The reported chain of events would reveal that the stabbings on an eastbound MAX train that killed two and wounded one occurred at around 4:30 p.m. that day. By now, everyone has heard the story many times: a group of passengers intervened to shield two young women of color, one in a hijab, from a man delivering a racially charged rant. The man pulled a knife.

The violent tragedy has drawn international attention, mustered hundreds of Portlanders to grieve in the streets of Northeast, and inspired hundreds of thousands of dollars in donations to the victims and their families. It has awakened discussion of Portland’s long, grim history of racism, and stirred fears of more confrontations to come. The attack has also highlighted the surreal contrasts of life right now: the divide between regular daily normalcy in a great but imperfect city, with all its joys and trials, and the dark and surreal forces warping the public sphere.

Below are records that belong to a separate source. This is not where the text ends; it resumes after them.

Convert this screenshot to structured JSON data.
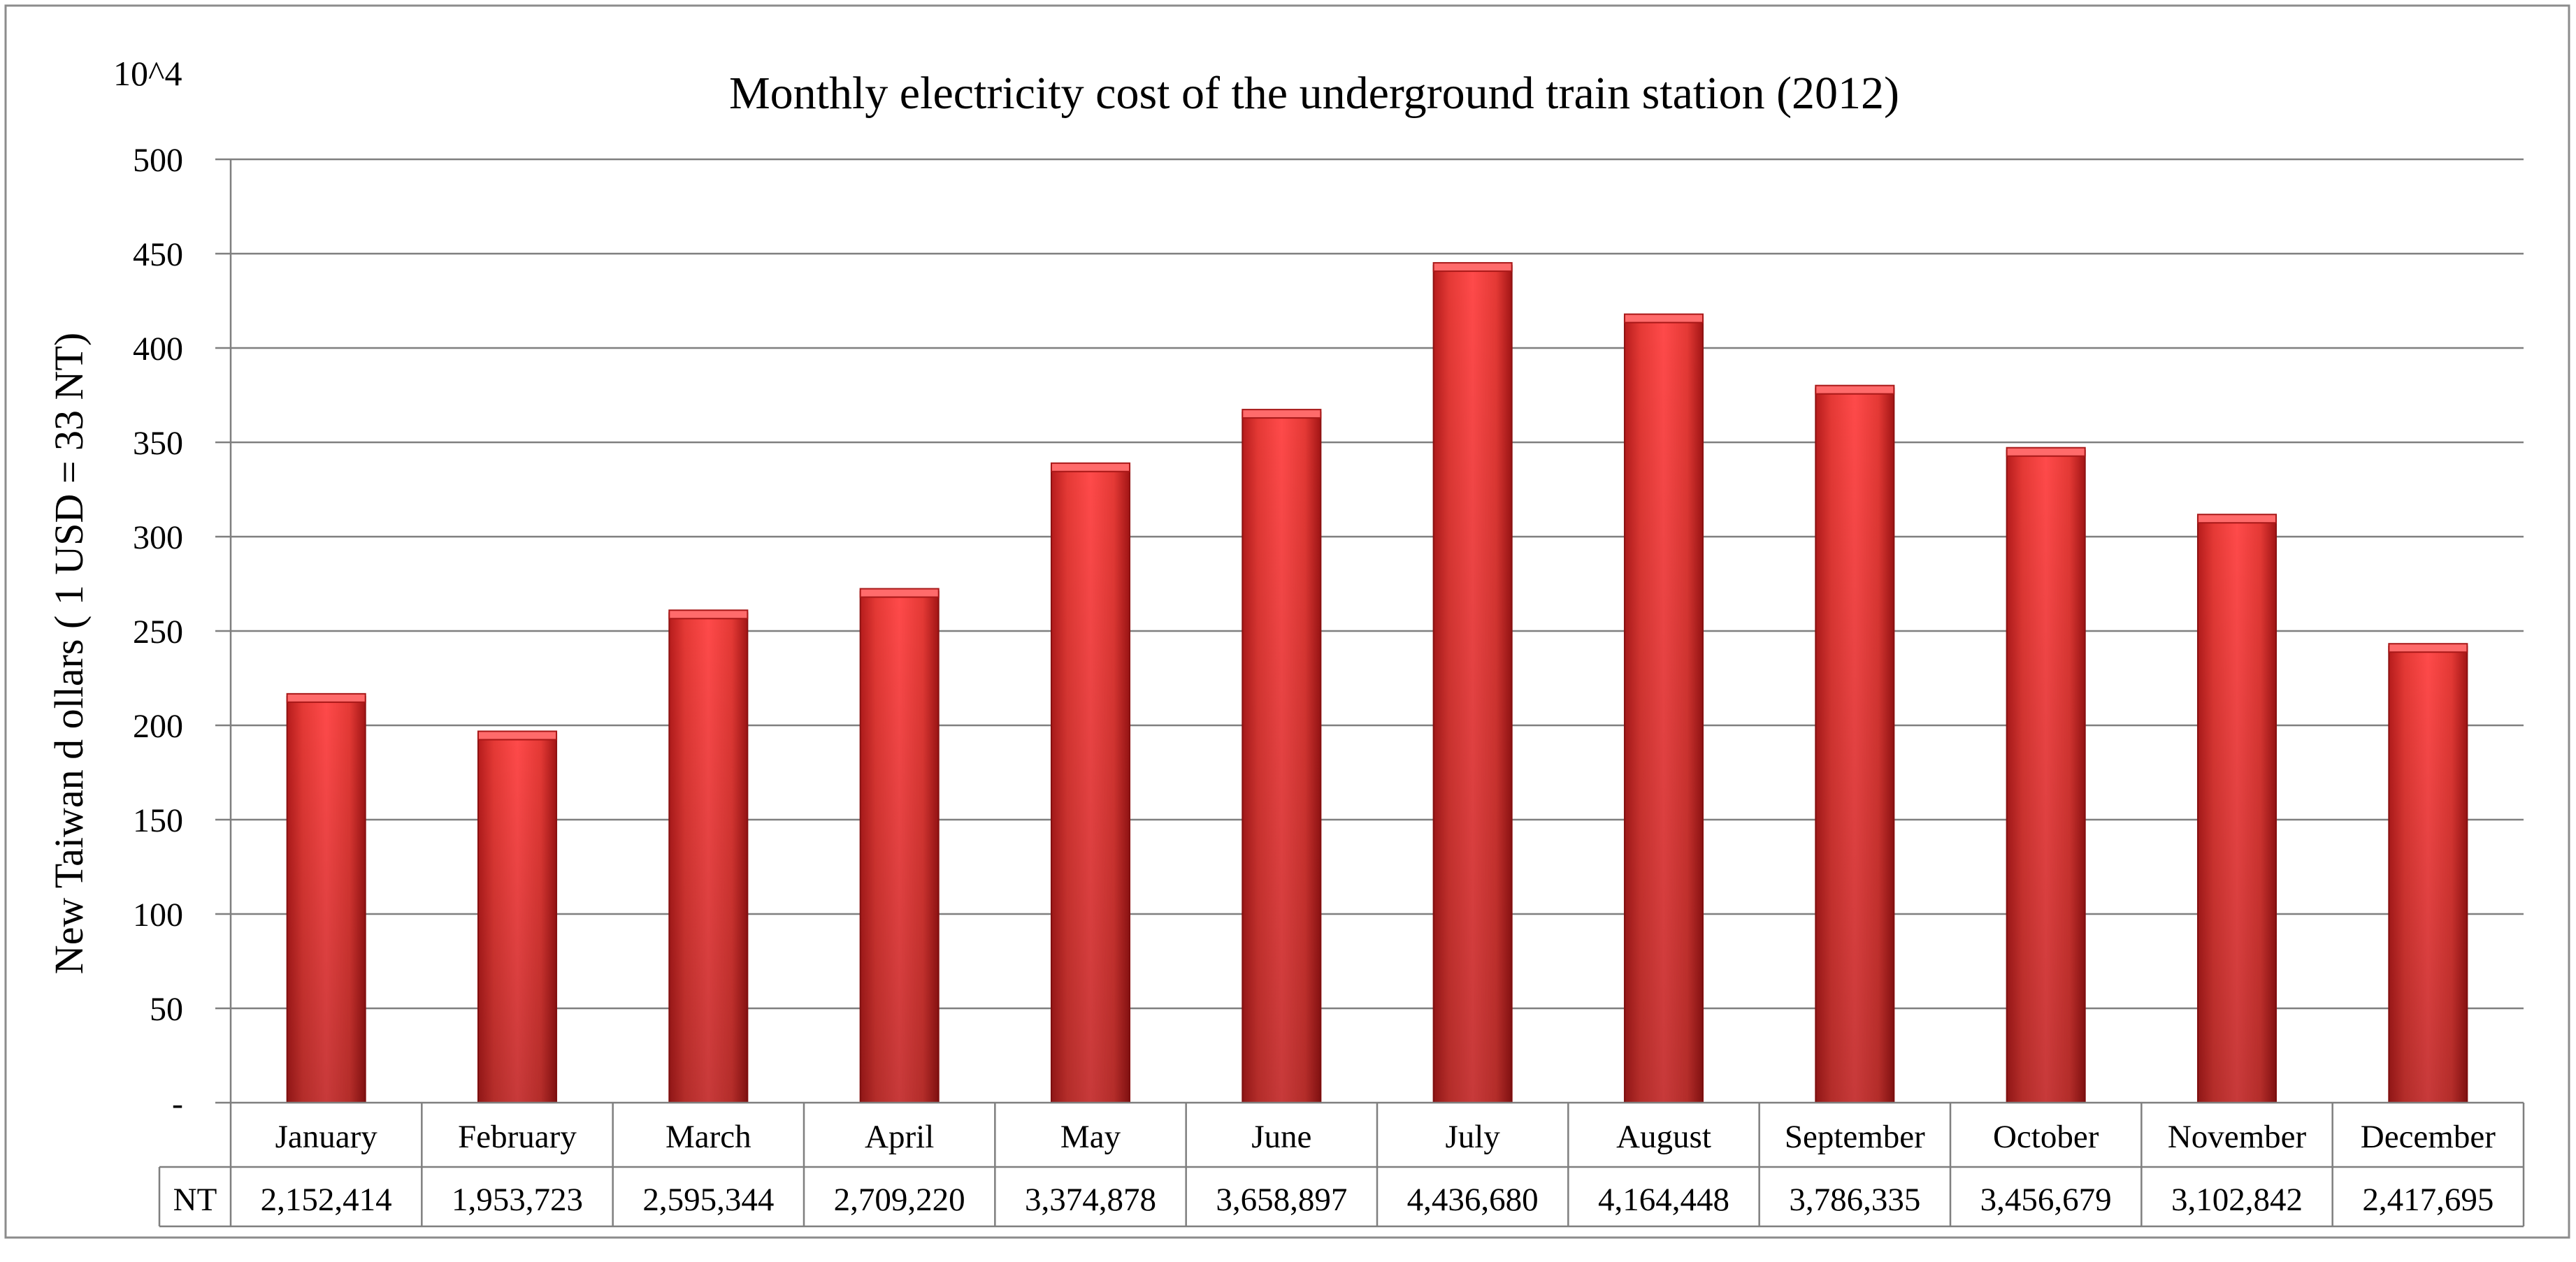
{
  "chart_data": {
    "type": "bar",
    "title": "Monthly electricity cost of the underground train station (2012)",
    "unit_label": "10^4",
    "ylabel": "New Taiwan d ollars ( 1 USD = 33 NT)",
    "xlabel": "",
    "ylim": [
      0,
      500
    ],
    "yticks": [
      "-",
      "50",
      "100",
      "150",
      "200",
      "250",
      "300",
      "350",
      "400",
      "450",
      "500"
    ],
    "ytick_values": [
      0,
      50,
      100,
      150,
      200,
      250,
      300,
      350,
      400,
      450,
      500
    ],
    "grid": true,
    "categories": [
      "January",
      "February",
      "March",
      "April",
      "May",
      "June",
      "July",
      "August",
      "September",
      "October",
      "November",
      "December"
    ],
    "series": [
      {
        "name": "NT",
        "color": "#e83232",
        "values": [
          215.2414,
          195.3723,
          259.5344,
          270.922,
          337.4878,
          365.8897,
          443.668,
          416.4448,
          378.6335,
          345.6679,
          310.2842,
          241.7695
        ],
        "table_values": [
          "2,152,414",
          "1,953,723",
          "2,595,344",
          "2,709,220",
          "3,374,878",
          "3,658,897",
          "4,436,680",
          "4,164,448",
          "3,786,335",
          "3,456,679",
          "3,102,842",
          "2,417,695"
        ]
      }
    ]
  }
}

At Portland Monthly, we cover our city and times as best we can. We are grateful for our colleagues at the Oregonian, Willamette Week, the Portland Mercury, the Portland Tribune, Oregon Public Broadcasting, and other hardworking local radio and television news operations. They’re writing history’s first draft on this one, and the vital importance of that service is evident.

Alongside real-time reporting from these outlets, we’ve been reading pieces from the vaults, like this one from the Oregonian about one of the heroes from last week, a two-time Verselandia poetry slam winner who took to writing “to give voice to the injustices he saw in the world.” The Mercury gave us a roundup of the fundraising efforts for the victims and the families of those who died, while KOIN’s Jeff Gianola reached a wide audience with a Facebook post recalling the opening of MAX light rail back in 1986, and the murder of Ethiopian student Mulugeta Seraw by white supremacists that followed soon after, threading a line through the past 30 years to present-day Portland. Corey Pein at Willamette Week wrote about a personal interaction with the alleged killer just weeks before the MAX stabbings, seeming to signal what was to come.

Beyond our local media, the national lens has turned on the city. Zahir Janmohamed’s piece for CNN is a revealing first-person take on what it’s really like to live as a person of color in Portland, while Oregon native and New York Times columnist Nicholas Kristof found the “best of our nation” on that train. 

Our July issue, meanwhile, is what it is: not a tonal match for some of what is happening in our city or world, but a heartfelt look at some of Portland’s new and abiding charms, and a few of its long-standing troubles. We always try to show what makes this place great. In that spirit, we humbly dedicate this issue of Portland Monthly to the people who defended their neighbors on that train: Ricky John Best and Taliesin Myrddin Namkai-Meche, who died; Micah David-Cole Fletcher, who lived.

In that moment, they were us at our best, and we will not forget.